The plane had been fitted with a Sperry artificial horizon and a directional gyro since its previous flight. The engine, too, was new, a Wright Cyclone SR1820-F2 of 710 hp. All possible spaces were used, including the wings and floats; these contained the gasoline tanks. There was also plenty of emergency equipment for use in the event of a forced landing.

To maintain radio contact with the couple, Pan American hired a Danish ship, the Jellinge, to stay within range in the area of Labrador, Greenland, and Iceland. It also delivered advance supplies for them to Halifax, St. John's, Cartwright, Greenland, and Iceland.
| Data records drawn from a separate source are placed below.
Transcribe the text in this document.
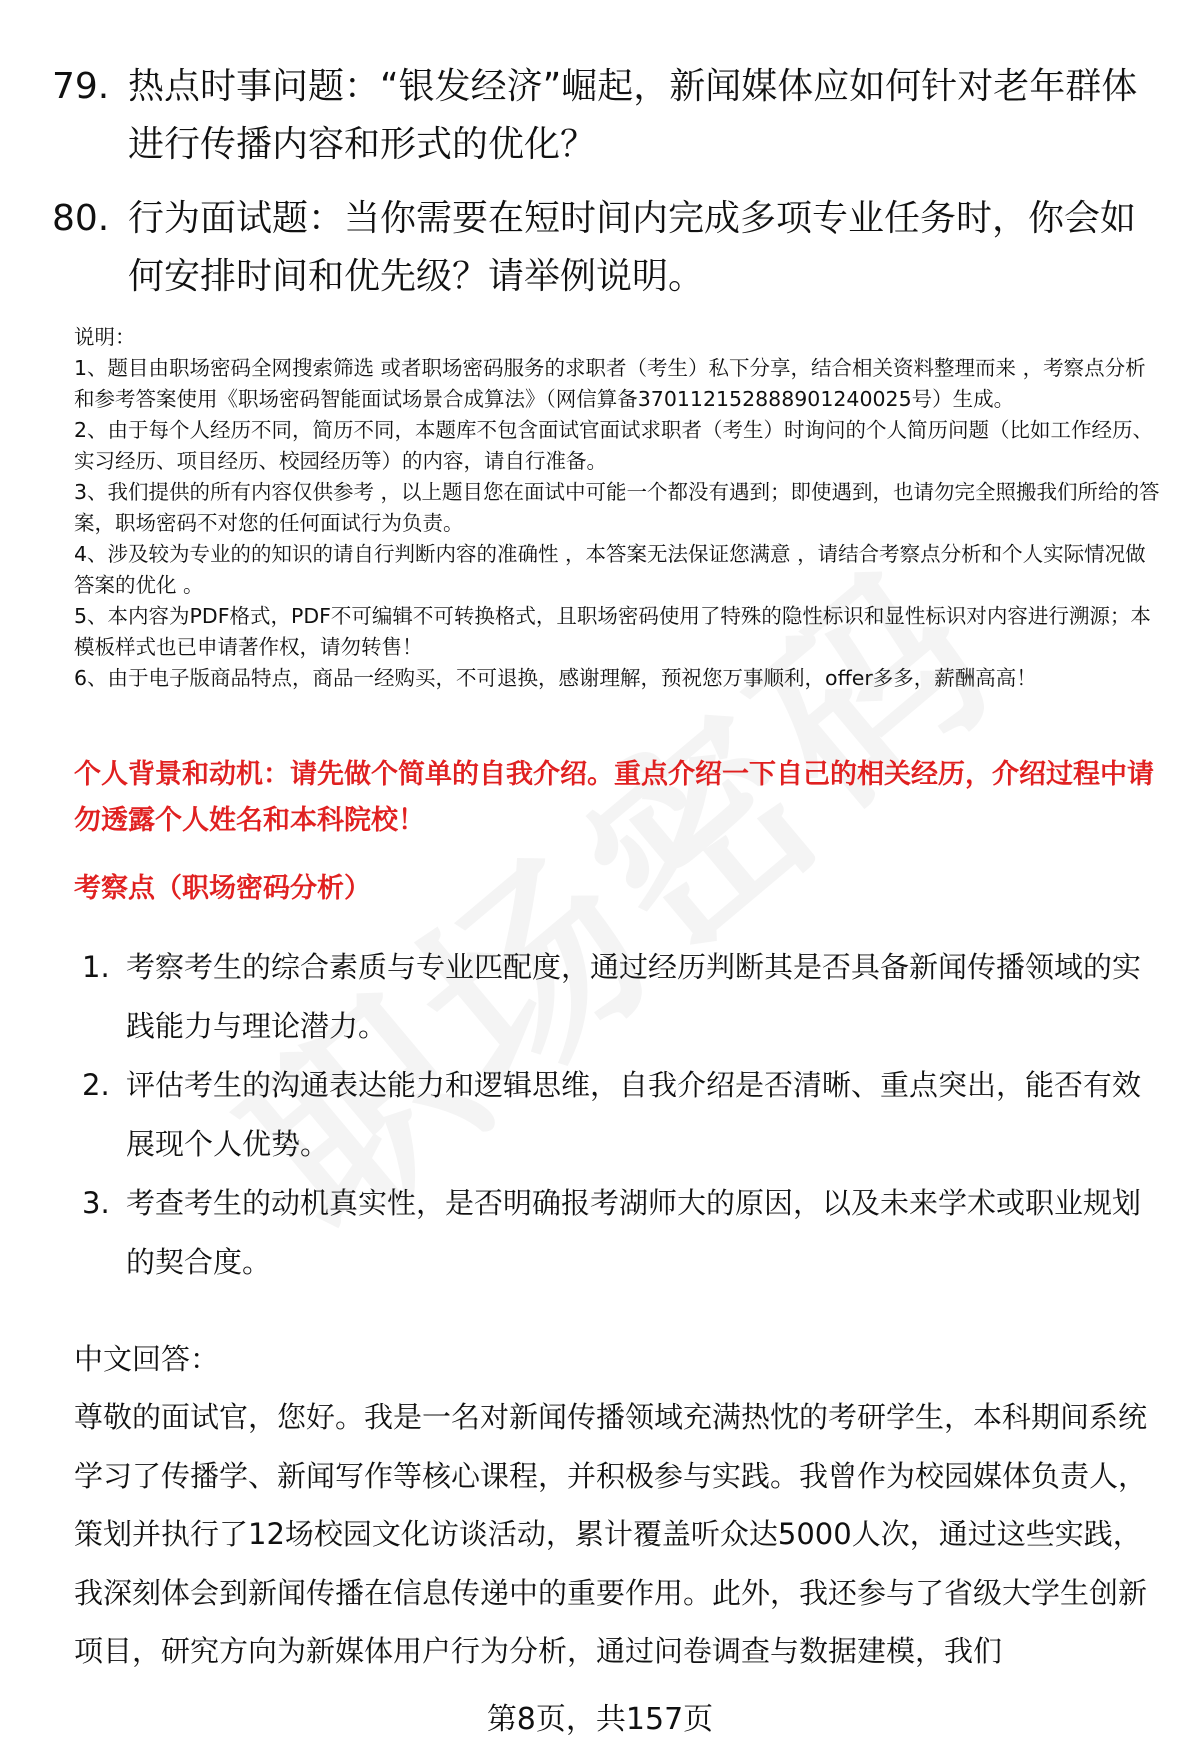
79. 热点时事问题：“银发经济”崛起，新闻媒体应如何针对老年群体进行传播内容和形式的优化？
80. 行为面试题：当你需要在短时间内完成多项专业任务时，你会如何安排时间和优先级？请举例说明。

说明：

1、题目由职场密码全网搜索筛选 或者职场密码服务的求职者（考生）私下分享，结合相关资料整理而来 ，考察点分析和参考答案使用《职场密码智能面试场景合成算法》（网信算备370112152888901240025号）生成。

2、由于每个人经历不同，简历不同，本题库不包含面试官面试求职者（考生）时询问的个人简历问题（比如工作经历、实习经历、项目经历、校园经历等）的内容，请自行准备。

3、我们提供的所有内容仅供参考 ，以上题目您在面试中可能一个都没有遇到；即使遇到，也请勿完全照搬我们所给的答案，职场密码不对您的任何面试行为负责。

4、涉及较为专业的的知识的请自行判断内容的准确性 ，本答案无法保证您满意 ，请结合考察点分析和个人实际情况做答案的优化 。

5、本内容为PDF格式，PDF不可编辑不可转换格式，且职场密码使用了特殊的隐性标识和显性标识对内容进行溯源；本模板样式也已申请著作权，请勿转售！

6、由于电子版商品特点，商品一经购买，不可退换，感谢理解，预祝您万事顺利，offer多多，薪酬高高！

个人背景和动机：请先做个简单的自我介绍。重点介绍一下自己的相关经历，介绍过程中请勿透露个人姓名和本科院校！
考察点（职场密码分析）
1. 考察考生的综合素质与专业匹配度，通过经历判断其是否具备新闻传播领域的实践能力与理论潜力。
2. 评估考生的沟通表达能力和逻辑思维，自我介绍是否清晰、重点突出，能否有效展现个人优势。
3. 考查考生的动机真实性，是否明确报考湖师大的原因，以及未来学术或职业规划的契合度。
中文回答：

尊敬的面试官，您好。我是一名对新闻传播领域充满热忱的考研学生，本科期间系统学习了传播学、新闻写作等核心课程，并积极参与实践。我曾作为校园媒体负责人，策划并执行了12场校园文化访谈活动，累计覆盖听众达5000人次，通过这些实践，我深刻体会到新闻传播在信息传递中的重要作用。此外，我还参与了省级大学生创新项目，研究方向为新媒体用户行为分析，通过问卷调查与数据建模，我们

第8页，共157页
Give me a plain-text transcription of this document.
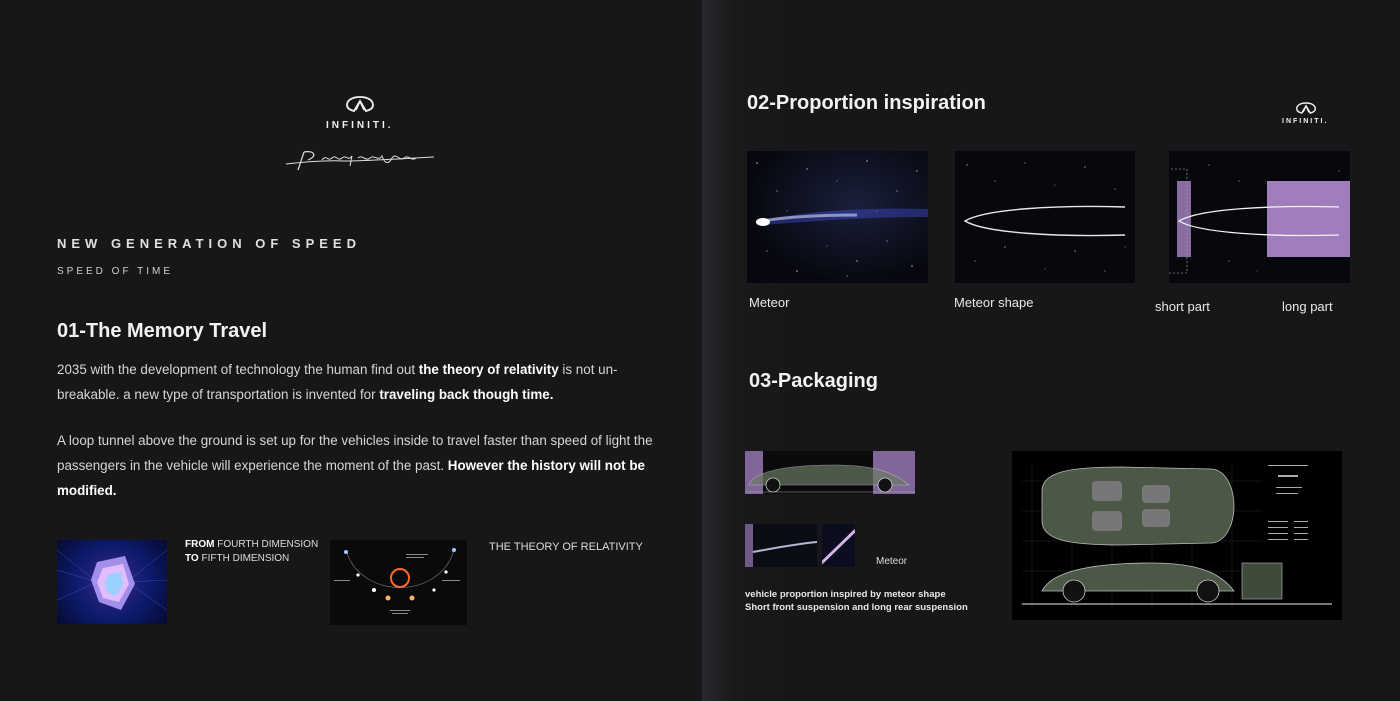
INFINITI.
NEW GENERATION OF SPEED
SPEED OF TIME
01-The Memory Travel
2035 with the development of technology the human find out the theory of relativity is not un-breakable. a new type of transportation is invented for traveling back though time.
A loop tunnel above the ground is set up for the vehicles inside to travel faster than speed of light the passengers in the vehicle will experience the moment of the past. However the history will not be modified.
FROM FOURTH DIMENSION
TO FIFTH DIMENSION
THE THEORY OF RELATIVITY
02-Proportion inspiration
INFINITI.
Meteor	Meteor shape	short part	long part
03-Packaging
Meteor
vehicle proportion inspired by meteor shape
Short front suspension and long rear suspension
Tingmissartoq flew first from New York to Hopedale, Labrador, hugging the eastern Canada–US border along the way. From here the Lindberghs made the first major hop over water, flying 650 miles to Godthaab. The couple then crisscrossed Greenland to Baffin Island and back, and then flew to Iceland. They continued the trip by flying around the world; visiting first the major cities of Europe, they continued to Moscow, then down Africa's west coast, and across the South Atlantic to South America. Here, they flew down the Amazon River, and then turned north through Trinidad and Barbados before returning to the United States. They returned to New York on December 19, having traveled 30,000 miles and visited four continents and twenty-one countries. The information they provided proved invaluable in planning transatlantic air transport routes.

Tingmissartoq was on display in the American Museum of Natural History in New York City until 1955, when it was acquired by the National Museum of the United States Air Force in Dayton, Ohio. It was transferred to the Smithsonian Institution in 1959, and is currently on display in the "Pioneers of Flight" gallery of the National Air and Space Museum in Washington, DC.